PFISTERER donates new insulators to Deutsches Museum for high-voltage Faraday cage attraction

LAPP Insulators, a member of the PFISTERER Group of companies, has equipped the famous Faraday cage at the Deutsches Museum in Munich with brand-new insulators. Among the first visitors after the refit were the television channel ZDF with the astrophysicist, presenter and university lecturer, Professor Harald Lesch.

Anyone who has been to the Deutsches Museum will be familiar with its high-voltage exhibit. The Faraday cage demonstration attracts around 200,000 visitors every year and is far and away the most popular demonstration at the Museum - an unforgettable experience for everyone who sees it. Bolts of lightning flash across the hall with a reverberating 'crack.' Three times daily, a member of the Museum staff climbs into the Faraday cage to prove that a metal cage can protect against electricity levels as high as 220,000 volts.

The high-voltage installation dates from the 1950s: the insulators of the Faraday cage had been in use for as long as 66 years, with the cage and museum employee hanging from them. The thousand-dollar question was: how long do such insulators actually last? An expert from the product testing service TÜV, who was to have assessed the installation recently, was unable to offer any conclusions on this point. Determined to exclude any risk, no matter how small, the Deutsches Museum experts therefore decided to replace the insulators. But where can you get hold of such specialised spare parts quickly? The Museum was naturally eager to avoid a long-term shutdown of its highlight.

Insulators sourced from Wunsiedel again - 66 years on

The original manufacturer of the insulators for the Faraday cage was Stemag, a company based in Wunsiedel, in Upper Franconia and a forerunner of the present-day LAPP Insulators GmbH. The company is still headquartered in Wunsiedel and retains its world-leading position as a manufacturer of insulators, just as it was all those years ago.

Once again, LAPP specialists produced the desired insulators and presented them to the Museum free of charge. "It's a real honour for us to be represented in the Deutsches Museum through our products," explains Jan Schulte-Fischedick, Head of Technical Consulting at LAPP Insulators. Deutsches Museum press spokesman Gerrit Faust adds, "We're absolutely thrilled to havethe highlight of our high-voltage installation up and running again."

Astrophysicist Harald Lesch in the Faraday cage

Incidentally, the refitted Faraday cage makes its first major TV appearance on ZDF at 7 p.m. on 7 October. On Harald Lesch's programme "Terra X - Fascination of the Universe, The Big Bang - Puzzle of the Beginning," the well-known astrophysicist, university lecturer and presenter will be getting into the cage himself.

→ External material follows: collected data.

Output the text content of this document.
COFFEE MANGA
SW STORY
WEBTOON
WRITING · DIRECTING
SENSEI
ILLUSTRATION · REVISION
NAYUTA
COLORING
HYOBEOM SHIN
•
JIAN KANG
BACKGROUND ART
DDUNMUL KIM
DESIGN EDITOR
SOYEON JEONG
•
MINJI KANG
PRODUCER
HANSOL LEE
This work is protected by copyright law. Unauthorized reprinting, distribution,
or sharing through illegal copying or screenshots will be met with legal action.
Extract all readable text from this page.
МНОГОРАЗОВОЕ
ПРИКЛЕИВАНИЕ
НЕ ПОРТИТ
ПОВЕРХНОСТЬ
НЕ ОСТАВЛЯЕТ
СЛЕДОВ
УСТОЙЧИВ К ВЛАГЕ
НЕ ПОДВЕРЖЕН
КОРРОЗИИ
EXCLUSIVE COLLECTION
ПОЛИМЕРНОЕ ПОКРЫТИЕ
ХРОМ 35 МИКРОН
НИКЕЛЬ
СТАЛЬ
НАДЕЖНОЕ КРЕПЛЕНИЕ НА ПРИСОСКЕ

Spectacular experiments in LAPP high-voltage laboratory

The high-voltage installation in the Deutsches Museum is a magnet for spectators, but Schulte-Fischedick refers to another highlight which is actually much older, though it still functions to the most modern standards. In Selb, near Wunsiedel, his company operates a high-voltage laboratory known as the Hochvolthaus. This started work in 1928 and still facilitates spectacular high-voltage experiments - though these are not open to the public. Both corona discharges (sometimes known as St. Elmo's fire) and brilliant brush discharges can be observed here. All this is on a slightly larger scale than the high-voltage installation at the Deutsches Museum: the laboratory can test at 1.3 million volts under dry conditions and in artificial rain, which the lightning generator can produce a massive 2.1 million volts.